Jika tetap direalisasikan, Akbar menyarankan agar penyusunan GBHN tidak diserahkan kepada MPR saja. Lembaga-lembaga lain juga perlu dilibatkan dalam penyusunan haluan negara. "Nanti bisa disepakati melalui undang-undang sesuai kesepakatan bersama," ujar dia.
Pada kesempatan yang sama, Direktur Eksekutif Kedai Kopi Hendri Satryo rencana menghidupkan kembali GBHN via amendemen konstitusi tidak mendesak. Hendri malah curiga wacana itu diembuskan untuk 'menguliti' program-progam Jokowi yang dianggap gagal dalam Nawacita.
"Atau rencana ini menjadi bentuk kekecewaan terhadap Rencana Pembangunan Jangka Menengah Nasional (RPJMN) semata.

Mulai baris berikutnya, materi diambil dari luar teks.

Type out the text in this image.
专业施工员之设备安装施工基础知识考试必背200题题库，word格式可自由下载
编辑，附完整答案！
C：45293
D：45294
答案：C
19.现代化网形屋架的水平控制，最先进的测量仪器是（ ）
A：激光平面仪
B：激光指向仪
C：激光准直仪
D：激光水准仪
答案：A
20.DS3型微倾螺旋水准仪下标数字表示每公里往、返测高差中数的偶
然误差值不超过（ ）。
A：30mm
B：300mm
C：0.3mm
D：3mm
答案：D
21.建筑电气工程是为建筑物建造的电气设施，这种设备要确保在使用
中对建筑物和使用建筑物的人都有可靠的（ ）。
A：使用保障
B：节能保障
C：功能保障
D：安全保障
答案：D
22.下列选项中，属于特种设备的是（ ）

Atau ada keinginan lain yang kaitannya dengan (Pemilu) 2024. Ini justru yang menarik harus kita kritisi," ujar dia.
Lebih lanjut, Hendri mengatakan wacana tersebut perlu dikawal dengan serius. Ia khawatir GBHN hanya dijadikan alat oleh elite-elite politik untuk memperlancar proyek-proyek pribadi.
"Misalnya, contoh Hambalangnya SBY kan tidak dilanjutkan oleh Pak Jokowi. Kalau ada haluan, mungkin bisa diteruskan atau tidak. Artinya di haluan negara ini mudah-mudahan nanti ada keberlanjutan-keberlanjutan pembangunan dari Presiden sebelumnya," kata dia.

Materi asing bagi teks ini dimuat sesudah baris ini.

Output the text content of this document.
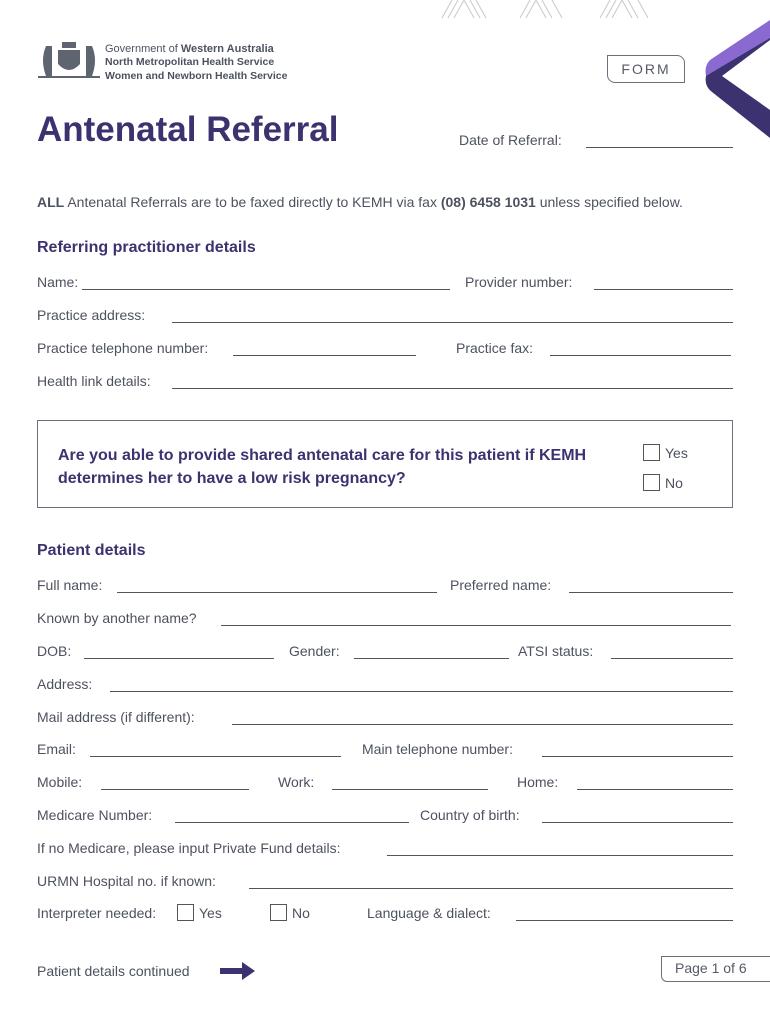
Government of Western Australia
North Metropolitan Health Service
Women and Newborn Health Service	FORM
Antenatal Referral	Date of Referral:
ALL Antenatal Referrals are to be faxed directly to KEMH via fax (08) 6458 1031 unless specified below.
Referring practitioner details
Name:	Provider number:
Practice address:
Practice telephone number:	Practice fax:
Health link details:
Are you able to provide shared antenatal care for this patient if KEMH
determines her to have a low risk pregnancy?
Yes
No
Patient details
Full name:	Preferred name:
Known by another name?
DOB:	Gender:	ATSI status:
Address:
Mail address (if different):
Email:	Main telephone number:
Mobile:	Work:	Home:
Medicare Number:	Country of birth:
If no Medicare, please input Private Fund details:
URMN Hospital no. if known:
Interpreter needed:	Yes	No	Language & dialect:
Patient details continued	Page 1 of 6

Karena itu, Hendri berharap agar para penggagas wacana itu menjelaskan secara lebih rinci maksud mereka menghidupkan lagi produk politik era Orde Baru itu kepada publik. Harus dipastikan elite-elite politik tidak berimprovisasi dan mengebiri hak rakyat untuk memilih Presiden secara langsung.